家で作ったあんこう鍋と全然違う…味に深みがある。旨味成分しかない汁が冷えた体に染み渡る。というかあんこうの色々な身が滅茶苦茶入っていてこれが500円は安い…。
「大洗、初めてきたけど、めちゃくちゃ良いところなのでは?」と内心で今回の旅の勝利を確信する。
食べ終え体がポカポカしながら商店街を歩いていると駐車場に戦車が数台置いていたり、子供が戦車に乗っている所を親がニコニコと写真撮っていたり、思ってた以上に老若男女問わずみんな楽しんでいるお祭りである。もっとおじさん臭いと思っていた。
そのまま歩き続けると今度はだんご屋を見つけたので買ってみることにする。
「味の店 たかはし」
帰ってから調べてみると有名な店らしい。美味しいし何よりも安い。
生地はふわふわ、モチモチの柔らかい食感でぺろりと食べてまった。そして一緒に買った甘酒も滅茶苦茶甘くておいしかった。あまり甘酒を飲んでこなかったけれども、人生で一番美味かった甘酒。
その後も休憩所に寄ったり
やたら並んでいる喫茶店を素通りしたりした。
そんなこんなで会場に着くとちょうど仮面ライダーガッチャードの劇が行われていた。
僕はニチアサ見てないので素通りしたけど、後ろで「みんな~ガッチャードが大変!
頑張れ~~って声援してあげて」というアナウンスと共に子供達が「頑張れ~~」って言っているのは微笑ましかった。
まぁ僕は大人になってしまったのでそんな事よりもまず飯である。腹が減った。
あんこうカレーを食べ
もう一度あんこう汁を飲む。
あんこう汁美味しかったけれども、正直魚忠で食べたあんこう汁の方が美味しかったな…ってなってしまった。まぁ屋台なので仕方ない。
お腹もいい感じに膨れてきたので歩いて大洗磯前神社に向かうことにする。
ここの階段、鬼のような階段の数と傾斜でヒィヒィ言いながら登る。
しかし、登り切った後に見る光景は絶景である。
そりゃ、初詣人気出るわなって。
そしてここでもガルパンである。
あんこう祭の期間のみなのか1年中なのか分からないけれども、どこに行ってもガルパンである。ここまで1つのアニメが町と同化しているの、他にあるのだろうか。ガルパンが大洗を盛り上げ、大洗がガルパンを盛り上げる。理想的な相乗効果に見える。

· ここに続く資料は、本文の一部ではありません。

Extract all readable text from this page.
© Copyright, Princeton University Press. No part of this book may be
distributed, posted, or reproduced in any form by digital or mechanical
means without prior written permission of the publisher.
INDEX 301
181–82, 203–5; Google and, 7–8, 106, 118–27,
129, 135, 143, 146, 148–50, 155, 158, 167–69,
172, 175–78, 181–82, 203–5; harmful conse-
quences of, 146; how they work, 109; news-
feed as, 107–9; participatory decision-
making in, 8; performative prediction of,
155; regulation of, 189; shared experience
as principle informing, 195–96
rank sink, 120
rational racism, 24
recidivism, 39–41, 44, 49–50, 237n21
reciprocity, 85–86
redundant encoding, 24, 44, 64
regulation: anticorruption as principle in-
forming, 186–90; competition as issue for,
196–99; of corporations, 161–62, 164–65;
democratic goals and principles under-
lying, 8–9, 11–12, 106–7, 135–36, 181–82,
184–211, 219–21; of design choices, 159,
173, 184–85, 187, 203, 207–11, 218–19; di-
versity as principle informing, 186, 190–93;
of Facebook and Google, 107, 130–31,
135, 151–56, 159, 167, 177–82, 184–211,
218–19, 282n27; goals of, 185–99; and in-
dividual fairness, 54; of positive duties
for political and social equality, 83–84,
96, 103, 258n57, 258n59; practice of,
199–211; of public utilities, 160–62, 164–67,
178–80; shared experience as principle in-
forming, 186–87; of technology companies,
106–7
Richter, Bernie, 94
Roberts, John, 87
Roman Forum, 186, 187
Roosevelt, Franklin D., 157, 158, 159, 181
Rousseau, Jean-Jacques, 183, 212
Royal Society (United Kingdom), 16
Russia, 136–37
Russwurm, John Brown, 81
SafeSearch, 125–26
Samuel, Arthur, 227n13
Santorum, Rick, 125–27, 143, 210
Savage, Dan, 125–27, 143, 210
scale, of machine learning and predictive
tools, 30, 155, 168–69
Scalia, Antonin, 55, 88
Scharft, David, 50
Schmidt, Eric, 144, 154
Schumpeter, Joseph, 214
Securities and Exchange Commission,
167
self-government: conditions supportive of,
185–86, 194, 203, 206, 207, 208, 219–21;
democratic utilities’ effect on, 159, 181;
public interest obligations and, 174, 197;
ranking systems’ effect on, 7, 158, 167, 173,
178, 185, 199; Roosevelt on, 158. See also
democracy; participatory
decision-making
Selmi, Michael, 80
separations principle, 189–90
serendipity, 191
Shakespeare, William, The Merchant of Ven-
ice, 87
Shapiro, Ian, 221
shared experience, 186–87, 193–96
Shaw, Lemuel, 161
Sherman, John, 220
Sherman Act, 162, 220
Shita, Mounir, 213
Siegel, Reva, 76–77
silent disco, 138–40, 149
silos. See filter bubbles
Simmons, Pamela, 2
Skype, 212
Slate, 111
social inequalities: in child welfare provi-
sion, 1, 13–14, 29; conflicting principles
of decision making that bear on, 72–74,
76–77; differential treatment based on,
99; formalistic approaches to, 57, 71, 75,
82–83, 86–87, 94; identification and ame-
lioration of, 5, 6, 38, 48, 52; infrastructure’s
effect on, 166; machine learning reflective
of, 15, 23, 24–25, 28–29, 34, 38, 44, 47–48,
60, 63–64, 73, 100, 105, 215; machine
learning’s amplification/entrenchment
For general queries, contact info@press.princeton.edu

そろそろ銭湯に行こうとする途中で蟹の店を見つけたので入る。
450円で山盛りに積まれたカニ汁食べれるの凄い。実もたっぷり入っている。それにしても完全に過食である。
途中でオタクの店に寄りつつ
目的地のスーパー銭湯、潮騒の湯へ。
歩いて25分ぐらいかかって疲れた…。
中もガルパンである。露天風呂も海が見え塩分強めで体がポカポカ。車で来ることを想定しているのだろうかロッカーが全部小さい事以外本当に良いスーパー銭湯でした。
帰りの特急の時間になってきたので納豆を買いつつ、駅へ向かう。ありがとう大洗。
初めて来た大洗あんこう祭。
何と言っていいか難しいが、ちょうどいいと思う。
程よい活気がありつつも鬱陶しい程人がおらずちょうどいいぐらいの混雑で、何食べても美味しく、値段もぼったくり感は薄い。本当にちょうどいい。東京では考えられないお祭りだと思う。関西に戻ると大洗に行くことは難しくなるけれども、また行きたいな。今度は旅館に泊まってあんこう鍋食べてみたいな。そう思えるお祭りだした。